Mingyu Fan took a photograph of a single radium ion scattering light as it hovered in free space where it was trapped by electric fields. In the primary picture you can see our vacuum chamber and trapping apparatus. When you look through the window of our vacuum chamber and zoom in to the highlighted yellow region you find floating in empty space (the black rectangle) a radium atom. The camera captures the light scattered by a radium ion over several pixels, resulting in the little blue dot in the center of the image.
Our research both studies and utilizes radium ions and it requires exacting levels of control. We need our ions to stay fixed in space for 10’s of hours so that we can both manipulate and detect the radium ion with laser light. For example, while holding the ion with electric fields we apply two lasers at different wavelengths, 468 nm (the blue light in the picture) and 1079 nm (infrared light that is invisible to your eye), to laser-cool the ion. This level of control requires a lot of careful work and creativity, primarily by Mingyu and Craig.

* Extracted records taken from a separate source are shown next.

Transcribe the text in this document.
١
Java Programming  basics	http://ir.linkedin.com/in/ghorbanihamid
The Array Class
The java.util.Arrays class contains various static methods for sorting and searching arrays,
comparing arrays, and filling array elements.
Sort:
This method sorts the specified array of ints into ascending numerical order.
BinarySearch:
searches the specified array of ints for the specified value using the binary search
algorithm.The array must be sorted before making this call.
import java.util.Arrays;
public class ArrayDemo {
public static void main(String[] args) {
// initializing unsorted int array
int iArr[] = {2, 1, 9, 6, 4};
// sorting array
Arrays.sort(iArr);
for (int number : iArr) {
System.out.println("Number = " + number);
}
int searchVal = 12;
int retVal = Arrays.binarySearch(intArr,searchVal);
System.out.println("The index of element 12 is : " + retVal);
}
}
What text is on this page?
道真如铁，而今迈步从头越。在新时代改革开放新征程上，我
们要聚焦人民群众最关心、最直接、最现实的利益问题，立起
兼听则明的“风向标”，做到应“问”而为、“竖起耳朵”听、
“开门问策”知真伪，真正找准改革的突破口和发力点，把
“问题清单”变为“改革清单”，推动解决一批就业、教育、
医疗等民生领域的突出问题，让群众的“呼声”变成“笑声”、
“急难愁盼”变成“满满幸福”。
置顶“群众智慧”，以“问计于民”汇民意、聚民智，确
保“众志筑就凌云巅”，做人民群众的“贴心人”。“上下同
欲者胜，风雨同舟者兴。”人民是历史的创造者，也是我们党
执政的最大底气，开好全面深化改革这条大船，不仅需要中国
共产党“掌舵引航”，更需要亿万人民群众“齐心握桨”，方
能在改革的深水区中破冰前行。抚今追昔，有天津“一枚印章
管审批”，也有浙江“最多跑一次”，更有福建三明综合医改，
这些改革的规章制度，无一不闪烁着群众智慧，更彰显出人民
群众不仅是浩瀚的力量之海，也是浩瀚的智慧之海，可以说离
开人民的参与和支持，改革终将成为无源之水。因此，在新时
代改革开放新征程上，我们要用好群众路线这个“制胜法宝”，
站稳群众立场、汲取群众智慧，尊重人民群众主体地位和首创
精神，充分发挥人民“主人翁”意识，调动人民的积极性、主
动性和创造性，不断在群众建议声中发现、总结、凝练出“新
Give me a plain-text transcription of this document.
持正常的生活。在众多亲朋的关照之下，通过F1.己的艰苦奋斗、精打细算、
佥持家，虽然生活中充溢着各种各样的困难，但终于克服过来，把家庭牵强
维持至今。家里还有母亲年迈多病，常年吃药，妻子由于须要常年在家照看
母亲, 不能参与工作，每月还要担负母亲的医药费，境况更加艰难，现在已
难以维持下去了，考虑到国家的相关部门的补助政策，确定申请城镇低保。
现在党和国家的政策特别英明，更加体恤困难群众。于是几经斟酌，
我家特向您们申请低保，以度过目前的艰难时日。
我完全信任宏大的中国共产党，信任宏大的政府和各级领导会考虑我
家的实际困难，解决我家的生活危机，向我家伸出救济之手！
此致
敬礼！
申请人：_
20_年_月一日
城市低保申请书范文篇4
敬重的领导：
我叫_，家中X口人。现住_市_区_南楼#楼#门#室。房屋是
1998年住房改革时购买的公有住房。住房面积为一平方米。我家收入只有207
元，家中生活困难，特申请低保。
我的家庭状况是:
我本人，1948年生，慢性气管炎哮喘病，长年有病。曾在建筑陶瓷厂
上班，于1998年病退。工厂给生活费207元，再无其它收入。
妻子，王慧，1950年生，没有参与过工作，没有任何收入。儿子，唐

A challenge of portrait photography is getting your subject to stay still under the proper conditions, etc. With the time that has been put into our scientific apparatus it is easy (now!) to have our subject sit still, typically for an entire night of automated measurements, and the only remaining challenge is keeping the camera steady for a long exposure to collect the faint bits of light emitted from a single radium atom.
Unlike most atoms you might be familiar with radium is radioactive. This means you are looking at a picture of a young atom (it has not decayed yet). This particular isotope, radium 226, has a half-life of 1600 years, so it is almost certainly older than you are, but probably younger than The Great Pyramid and definitely a little baby compared to the dinosaurs.